Naked mole-rats show little decline of function until late life, are highly resistant to cancer, and live nine times longer than similarly sized rodent species. An important aspect of immune system aging in mammals is the atrophy of the thymus. Thymocytes created in the bone marrow migrate to the thymus where they mature into T cells of the adaptive immune system. As active thymic tissue is replaced with fat, in the process of thymic involution, this supply of T cells declines. Absent reinforcements, the T cell population of the body becomes ever more damaged, malfunctioning, exhausted, and senescent. Researchers here show that not only do naked mole-rats have much delayed thymic involution, but they also exhibit the presence of multiple thymi.
Here, we provide the first characterization of the naked mole rat (NMR) thymus. We discovered that naked mole rats have an additional pair of cervical thymi. This is an unexpected finding as mammals, including humans and mice, as a rule, have only one bilateral thymus. Cervical thymi can occasionally be detected in mice, but their frequency is rare and they have unilateral appearance. Similarly, rare ectopic cervical human thymi had been reported in children. In contrast, cervical thymi are a principal component of NMR ontogenesis. Interestingly, among vertebrates, chickens have seven, sharks five, and amphibians three thymi. It is tempting to speculate that the presence of additional thymi in the naked mole rat may contribute to prolonged maintenance of immune function during their lifespan.

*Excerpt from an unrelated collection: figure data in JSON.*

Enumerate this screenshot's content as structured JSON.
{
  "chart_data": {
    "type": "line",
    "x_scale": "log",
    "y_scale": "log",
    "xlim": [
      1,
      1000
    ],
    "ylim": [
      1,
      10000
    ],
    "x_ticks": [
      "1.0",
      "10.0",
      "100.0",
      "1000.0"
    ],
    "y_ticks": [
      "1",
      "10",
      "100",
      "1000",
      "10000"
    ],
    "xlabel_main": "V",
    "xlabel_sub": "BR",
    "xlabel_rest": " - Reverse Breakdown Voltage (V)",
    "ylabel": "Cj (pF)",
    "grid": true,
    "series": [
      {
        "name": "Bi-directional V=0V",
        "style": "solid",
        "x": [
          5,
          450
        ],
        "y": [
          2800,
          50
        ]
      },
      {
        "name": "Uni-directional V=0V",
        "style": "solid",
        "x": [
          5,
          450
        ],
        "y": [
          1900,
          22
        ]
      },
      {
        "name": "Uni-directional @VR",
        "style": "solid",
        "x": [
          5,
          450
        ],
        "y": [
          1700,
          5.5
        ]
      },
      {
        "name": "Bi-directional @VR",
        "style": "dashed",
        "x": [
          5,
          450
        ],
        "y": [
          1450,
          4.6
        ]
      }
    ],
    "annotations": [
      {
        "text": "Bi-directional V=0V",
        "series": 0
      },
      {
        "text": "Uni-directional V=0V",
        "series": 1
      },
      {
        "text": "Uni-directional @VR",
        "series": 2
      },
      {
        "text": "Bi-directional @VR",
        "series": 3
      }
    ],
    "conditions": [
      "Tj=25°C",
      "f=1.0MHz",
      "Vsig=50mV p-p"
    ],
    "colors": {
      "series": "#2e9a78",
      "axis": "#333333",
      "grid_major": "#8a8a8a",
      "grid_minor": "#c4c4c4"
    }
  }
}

We provide evidence for a delay of thymic involution in naked mole rats beyond the 1st decade of their lifespan. Age-associated marker expression and thymic cell composition remained at the level of neonates. The absence of thymic involution up to midlife is unprecedented in mammals. This would translate into similar or even slightly heightened thymic weights and cell counts for humans in their 30s.
Thymic involution decreases output of naive T cells and reduces the ability to mount protective responses against new antigens. In naked mole rats, we did not see thymic involution in animals older than 10 years old, while markers for thymic function and development, AIRE and FOXN1, were maintained at neonatal levels. Furthermore, the reduction of early T-cell progenitors accompanying age-related lymphoid decline did not manifest in naked mole rats, arguing that their intrinsic myeloid bias in the marrow does not predispose hematopoiesis toward less lymphoid commitment. However, naked mole rats are not immortal and do show frailty in old age. Therefore, an eventual decline in thymic cellularity and immune function is to be anticipated, albeit delayed as opposed to the lifelong steady decline in humans and mice.